Deux perspectives vont être mobilisées pour interroger la pertinence du modelé rationaliste dominant. Dans une première – que l’on pourrait nommer la perspective de la rationalité limitée – les politiques de dissuasion, notamment celles nucléaires, peuvent augmenter les risques de guerres accidentelles, suite à des erreurs de l’interprétation du comportement de l’adversaire ou du traitement erroné d’informations dans les chaînes de commandement. Ainsi, certains analystes considèrent qu’une politique de la maîtrise des armements est nécessaire afin de réduire ces risques cognitifs et d’établir des liens de communication directs entre les adversaires.
Dans une deuxième perspective, nous partons de l’hypothèse selon laquelle les responsables d’un État cherchent aussi à faire valoir une certaine image d’eux-mêmes et de leur collectivité (homo symbolique). Le besoin de mobiliser des ressources de légitimité symboliques et émotionnelle dans le but de maintenir la cohésion interne peut conduire à des politiques dissuasives qui ne correspondent pas forcément aux intérêts « objectifs ». De surcroît, l’idéal de l’unité politique fondée sur l’auto-détermination (la « souveraineté » dans le cas des Etats) peut entrer en conflit avec le principe même de la dissuasion, représenté comme instrument de domination des acteurs hégémoniques.

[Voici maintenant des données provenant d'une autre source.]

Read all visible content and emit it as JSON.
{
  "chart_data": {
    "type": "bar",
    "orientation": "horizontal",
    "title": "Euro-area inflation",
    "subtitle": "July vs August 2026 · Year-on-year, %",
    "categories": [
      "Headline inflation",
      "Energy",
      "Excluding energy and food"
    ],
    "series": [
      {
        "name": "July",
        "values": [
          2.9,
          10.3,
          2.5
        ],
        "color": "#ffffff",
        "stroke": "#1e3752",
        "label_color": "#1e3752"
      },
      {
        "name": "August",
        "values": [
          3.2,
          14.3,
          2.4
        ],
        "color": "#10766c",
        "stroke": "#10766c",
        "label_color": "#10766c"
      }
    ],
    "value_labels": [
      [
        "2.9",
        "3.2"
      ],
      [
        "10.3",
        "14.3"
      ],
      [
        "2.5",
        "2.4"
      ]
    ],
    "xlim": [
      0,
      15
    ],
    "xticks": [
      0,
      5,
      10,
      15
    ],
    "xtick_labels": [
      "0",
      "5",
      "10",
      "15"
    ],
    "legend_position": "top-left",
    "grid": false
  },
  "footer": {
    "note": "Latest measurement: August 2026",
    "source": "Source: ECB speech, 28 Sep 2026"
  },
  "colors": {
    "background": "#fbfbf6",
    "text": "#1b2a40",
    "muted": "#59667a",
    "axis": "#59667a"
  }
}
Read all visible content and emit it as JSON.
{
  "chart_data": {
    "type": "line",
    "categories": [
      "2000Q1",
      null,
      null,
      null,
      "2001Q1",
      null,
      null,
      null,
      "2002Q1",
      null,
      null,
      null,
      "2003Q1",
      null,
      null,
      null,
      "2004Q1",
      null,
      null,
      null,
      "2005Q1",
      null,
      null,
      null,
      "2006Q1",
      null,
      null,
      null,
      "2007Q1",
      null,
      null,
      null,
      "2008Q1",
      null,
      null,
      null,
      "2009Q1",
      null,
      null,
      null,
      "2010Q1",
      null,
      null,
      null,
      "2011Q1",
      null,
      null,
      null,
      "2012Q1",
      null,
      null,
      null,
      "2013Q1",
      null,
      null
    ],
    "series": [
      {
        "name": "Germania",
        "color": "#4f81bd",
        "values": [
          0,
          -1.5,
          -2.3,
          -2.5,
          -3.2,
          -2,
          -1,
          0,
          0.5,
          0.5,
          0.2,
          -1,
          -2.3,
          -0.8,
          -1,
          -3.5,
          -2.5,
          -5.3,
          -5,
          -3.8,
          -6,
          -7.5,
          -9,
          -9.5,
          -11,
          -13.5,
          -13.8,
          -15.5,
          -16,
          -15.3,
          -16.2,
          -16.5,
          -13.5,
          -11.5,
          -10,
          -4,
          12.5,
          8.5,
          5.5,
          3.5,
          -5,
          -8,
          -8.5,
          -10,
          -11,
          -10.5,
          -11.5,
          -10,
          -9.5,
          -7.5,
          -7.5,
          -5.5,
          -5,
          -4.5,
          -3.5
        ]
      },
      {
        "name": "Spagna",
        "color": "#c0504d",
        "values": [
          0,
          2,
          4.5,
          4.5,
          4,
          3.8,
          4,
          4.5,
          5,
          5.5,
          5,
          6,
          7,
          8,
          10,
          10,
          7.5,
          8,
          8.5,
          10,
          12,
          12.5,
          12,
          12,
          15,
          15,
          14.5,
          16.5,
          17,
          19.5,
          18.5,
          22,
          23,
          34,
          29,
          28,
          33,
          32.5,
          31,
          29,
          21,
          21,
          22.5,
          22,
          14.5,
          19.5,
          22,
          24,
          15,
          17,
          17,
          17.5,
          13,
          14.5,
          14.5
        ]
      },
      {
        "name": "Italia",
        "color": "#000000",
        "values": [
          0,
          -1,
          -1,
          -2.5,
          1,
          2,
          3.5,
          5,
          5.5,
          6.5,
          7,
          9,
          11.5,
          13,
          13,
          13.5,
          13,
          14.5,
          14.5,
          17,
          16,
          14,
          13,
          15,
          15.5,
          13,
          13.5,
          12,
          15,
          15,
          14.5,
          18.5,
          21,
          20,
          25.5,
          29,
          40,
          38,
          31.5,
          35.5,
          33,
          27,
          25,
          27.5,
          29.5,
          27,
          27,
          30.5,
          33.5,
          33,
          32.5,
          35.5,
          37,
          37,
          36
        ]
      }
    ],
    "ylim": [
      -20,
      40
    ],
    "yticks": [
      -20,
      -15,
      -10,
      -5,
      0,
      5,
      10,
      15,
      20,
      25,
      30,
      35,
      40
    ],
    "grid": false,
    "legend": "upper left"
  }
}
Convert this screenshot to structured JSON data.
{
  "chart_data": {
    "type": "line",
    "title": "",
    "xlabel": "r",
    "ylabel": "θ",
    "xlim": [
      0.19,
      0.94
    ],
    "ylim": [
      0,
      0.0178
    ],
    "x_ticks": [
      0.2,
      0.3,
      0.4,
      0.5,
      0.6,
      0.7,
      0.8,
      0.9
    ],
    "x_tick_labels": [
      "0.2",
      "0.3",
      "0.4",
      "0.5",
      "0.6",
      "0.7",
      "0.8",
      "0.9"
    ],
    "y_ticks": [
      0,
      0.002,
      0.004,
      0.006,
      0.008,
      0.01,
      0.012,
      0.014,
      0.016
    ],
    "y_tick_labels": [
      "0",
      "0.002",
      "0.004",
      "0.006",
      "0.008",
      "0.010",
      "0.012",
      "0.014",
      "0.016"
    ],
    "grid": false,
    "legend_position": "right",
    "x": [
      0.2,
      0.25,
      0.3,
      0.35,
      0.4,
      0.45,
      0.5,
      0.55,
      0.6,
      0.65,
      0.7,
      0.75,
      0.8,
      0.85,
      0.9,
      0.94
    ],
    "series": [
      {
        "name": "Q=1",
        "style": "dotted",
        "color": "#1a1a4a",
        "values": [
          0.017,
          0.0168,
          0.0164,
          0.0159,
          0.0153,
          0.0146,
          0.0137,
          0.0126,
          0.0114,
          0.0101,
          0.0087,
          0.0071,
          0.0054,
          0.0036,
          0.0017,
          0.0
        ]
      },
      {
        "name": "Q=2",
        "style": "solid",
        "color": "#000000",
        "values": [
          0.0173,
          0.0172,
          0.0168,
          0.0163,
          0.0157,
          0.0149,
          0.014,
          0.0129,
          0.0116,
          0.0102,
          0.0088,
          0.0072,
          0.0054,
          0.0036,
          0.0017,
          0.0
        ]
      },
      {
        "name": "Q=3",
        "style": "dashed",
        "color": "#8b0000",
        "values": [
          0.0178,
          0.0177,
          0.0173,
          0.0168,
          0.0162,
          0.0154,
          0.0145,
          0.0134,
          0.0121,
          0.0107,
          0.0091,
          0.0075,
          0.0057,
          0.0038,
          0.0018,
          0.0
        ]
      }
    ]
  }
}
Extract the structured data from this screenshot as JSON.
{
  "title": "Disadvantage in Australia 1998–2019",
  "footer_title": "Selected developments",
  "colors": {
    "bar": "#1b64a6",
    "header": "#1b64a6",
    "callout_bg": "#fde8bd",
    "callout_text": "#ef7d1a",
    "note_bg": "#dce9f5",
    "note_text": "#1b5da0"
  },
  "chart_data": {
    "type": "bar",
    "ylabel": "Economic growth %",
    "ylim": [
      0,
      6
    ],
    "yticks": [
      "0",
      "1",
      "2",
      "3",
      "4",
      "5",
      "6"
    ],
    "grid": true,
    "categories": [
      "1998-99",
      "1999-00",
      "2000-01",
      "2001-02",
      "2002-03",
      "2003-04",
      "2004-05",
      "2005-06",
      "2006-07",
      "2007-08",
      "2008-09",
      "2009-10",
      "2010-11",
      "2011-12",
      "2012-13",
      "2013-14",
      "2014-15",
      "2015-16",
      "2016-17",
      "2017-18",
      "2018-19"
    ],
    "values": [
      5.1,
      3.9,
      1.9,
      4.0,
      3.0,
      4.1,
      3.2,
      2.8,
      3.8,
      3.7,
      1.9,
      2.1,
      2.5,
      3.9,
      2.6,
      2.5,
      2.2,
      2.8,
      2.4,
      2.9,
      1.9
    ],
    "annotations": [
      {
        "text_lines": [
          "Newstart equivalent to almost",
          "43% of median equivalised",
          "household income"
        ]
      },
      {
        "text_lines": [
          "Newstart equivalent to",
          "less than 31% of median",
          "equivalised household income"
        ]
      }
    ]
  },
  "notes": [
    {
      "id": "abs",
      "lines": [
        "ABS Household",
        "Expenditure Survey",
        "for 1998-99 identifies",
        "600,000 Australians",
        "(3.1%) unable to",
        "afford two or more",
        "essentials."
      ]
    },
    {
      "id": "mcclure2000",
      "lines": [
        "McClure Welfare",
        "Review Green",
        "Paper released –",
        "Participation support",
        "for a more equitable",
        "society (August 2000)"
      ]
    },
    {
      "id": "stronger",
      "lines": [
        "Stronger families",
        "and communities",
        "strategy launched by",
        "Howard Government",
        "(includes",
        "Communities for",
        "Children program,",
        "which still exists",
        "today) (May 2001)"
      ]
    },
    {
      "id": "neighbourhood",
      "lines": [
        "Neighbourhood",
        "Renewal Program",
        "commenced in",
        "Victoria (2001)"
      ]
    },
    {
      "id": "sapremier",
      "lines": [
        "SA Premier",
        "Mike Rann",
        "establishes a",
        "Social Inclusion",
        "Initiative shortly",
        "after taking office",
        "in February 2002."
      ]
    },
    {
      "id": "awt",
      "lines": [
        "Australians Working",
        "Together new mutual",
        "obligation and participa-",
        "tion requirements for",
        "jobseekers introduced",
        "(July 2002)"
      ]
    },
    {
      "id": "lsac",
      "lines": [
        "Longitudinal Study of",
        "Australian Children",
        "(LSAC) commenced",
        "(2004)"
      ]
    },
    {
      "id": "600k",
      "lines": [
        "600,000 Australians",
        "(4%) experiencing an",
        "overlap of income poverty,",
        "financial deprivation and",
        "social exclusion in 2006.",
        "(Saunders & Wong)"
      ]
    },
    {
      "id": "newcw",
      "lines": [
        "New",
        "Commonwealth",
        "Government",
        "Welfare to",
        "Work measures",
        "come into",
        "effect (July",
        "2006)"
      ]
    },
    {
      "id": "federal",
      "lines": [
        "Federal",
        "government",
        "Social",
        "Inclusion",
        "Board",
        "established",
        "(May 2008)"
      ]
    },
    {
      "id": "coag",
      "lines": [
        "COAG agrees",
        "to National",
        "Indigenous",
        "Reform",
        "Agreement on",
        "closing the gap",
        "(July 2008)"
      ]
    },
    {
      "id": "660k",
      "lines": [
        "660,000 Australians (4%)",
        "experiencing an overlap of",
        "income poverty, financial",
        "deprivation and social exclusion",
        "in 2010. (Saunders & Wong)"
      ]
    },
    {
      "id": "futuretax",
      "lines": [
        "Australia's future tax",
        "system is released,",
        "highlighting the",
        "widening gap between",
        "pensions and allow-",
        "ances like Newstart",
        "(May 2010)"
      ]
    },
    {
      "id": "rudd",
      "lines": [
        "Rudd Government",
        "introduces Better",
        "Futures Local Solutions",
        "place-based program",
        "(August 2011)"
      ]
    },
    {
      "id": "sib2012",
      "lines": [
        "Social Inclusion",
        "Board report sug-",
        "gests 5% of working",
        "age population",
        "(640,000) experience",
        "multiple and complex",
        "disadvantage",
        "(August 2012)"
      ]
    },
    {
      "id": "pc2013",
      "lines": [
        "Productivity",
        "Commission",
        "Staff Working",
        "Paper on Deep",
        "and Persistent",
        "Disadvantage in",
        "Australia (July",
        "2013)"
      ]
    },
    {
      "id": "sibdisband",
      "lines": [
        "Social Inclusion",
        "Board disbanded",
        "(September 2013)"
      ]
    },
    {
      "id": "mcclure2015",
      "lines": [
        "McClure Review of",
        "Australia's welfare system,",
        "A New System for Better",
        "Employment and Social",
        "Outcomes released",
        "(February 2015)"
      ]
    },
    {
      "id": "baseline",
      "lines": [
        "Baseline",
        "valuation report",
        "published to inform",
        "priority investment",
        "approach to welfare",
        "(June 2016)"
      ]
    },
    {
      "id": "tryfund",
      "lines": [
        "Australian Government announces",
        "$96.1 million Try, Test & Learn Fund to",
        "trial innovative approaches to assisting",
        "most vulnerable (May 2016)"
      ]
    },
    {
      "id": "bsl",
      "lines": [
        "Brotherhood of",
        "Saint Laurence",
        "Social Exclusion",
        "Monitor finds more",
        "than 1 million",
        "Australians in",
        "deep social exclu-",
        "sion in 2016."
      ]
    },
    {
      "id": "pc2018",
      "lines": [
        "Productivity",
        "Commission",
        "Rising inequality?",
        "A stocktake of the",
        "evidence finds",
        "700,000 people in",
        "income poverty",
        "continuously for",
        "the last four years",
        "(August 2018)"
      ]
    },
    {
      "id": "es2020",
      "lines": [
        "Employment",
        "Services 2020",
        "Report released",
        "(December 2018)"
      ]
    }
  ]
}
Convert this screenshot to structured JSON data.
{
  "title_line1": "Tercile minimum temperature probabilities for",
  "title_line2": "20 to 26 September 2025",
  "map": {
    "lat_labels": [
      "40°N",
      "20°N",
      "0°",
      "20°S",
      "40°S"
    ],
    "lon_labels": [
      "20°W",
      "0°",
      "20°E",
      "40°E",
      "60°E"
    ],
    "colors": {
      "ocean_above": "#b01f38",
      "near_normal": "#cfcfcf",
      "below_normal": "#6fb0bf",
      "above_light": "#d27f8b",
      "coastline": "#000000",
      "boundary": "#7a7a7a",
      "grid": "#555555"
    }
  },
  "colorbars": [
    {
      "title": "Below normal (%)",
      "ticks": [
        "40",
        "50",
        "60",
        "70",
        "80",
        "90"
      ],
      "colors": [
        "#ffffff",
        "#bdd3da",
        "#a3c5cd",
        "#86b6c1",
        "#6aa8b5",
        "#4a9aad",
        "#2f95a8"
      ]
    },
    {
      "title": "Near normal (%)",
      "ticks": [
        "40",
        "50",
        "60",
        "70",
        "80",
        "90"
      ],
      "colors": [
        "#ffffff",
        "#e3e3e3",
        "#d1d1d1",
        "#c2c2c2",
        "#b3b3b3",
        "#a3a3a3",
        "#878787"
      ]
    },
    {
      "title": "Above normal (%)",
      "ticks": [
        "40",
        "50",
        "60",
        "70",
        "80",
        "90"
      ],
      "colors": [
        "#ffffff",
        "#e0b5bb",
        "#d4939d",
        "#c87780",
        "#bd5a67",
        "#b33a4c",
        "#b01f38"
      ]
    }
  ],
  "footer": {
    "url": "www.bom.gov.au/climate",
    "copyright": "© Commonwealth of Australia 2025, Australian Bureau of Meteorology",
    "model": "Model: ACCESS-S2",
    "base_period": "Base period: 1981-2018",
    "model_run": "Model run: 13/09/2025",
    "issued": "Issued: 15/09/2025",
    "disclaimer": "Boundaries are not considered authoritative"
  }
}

Ainsi, aussi bien pour des raisons émotionnelles que stratégiques (les couts d’audience des décideurs devant leur électorat par exemple), des décideurs « contraints » par la dissuasion peuvent risquer de paraitre « serviles » et de ce fait être incités à résister à la dissuasion – même si les intérêts de sécurité « objectifs » y sont favorables.
Notre journée d’étude réunira principalement des chercheurs de l’Ecole Polytechnique et des Sciences Po qui ont vocation à travailler ensemble sur un programme de War Studies. Elle présentera aussi pour la première fois des données quantitatives sur une soixantaine des séquences d’escalade et de dé désescalade dans la gestion des crises internationales.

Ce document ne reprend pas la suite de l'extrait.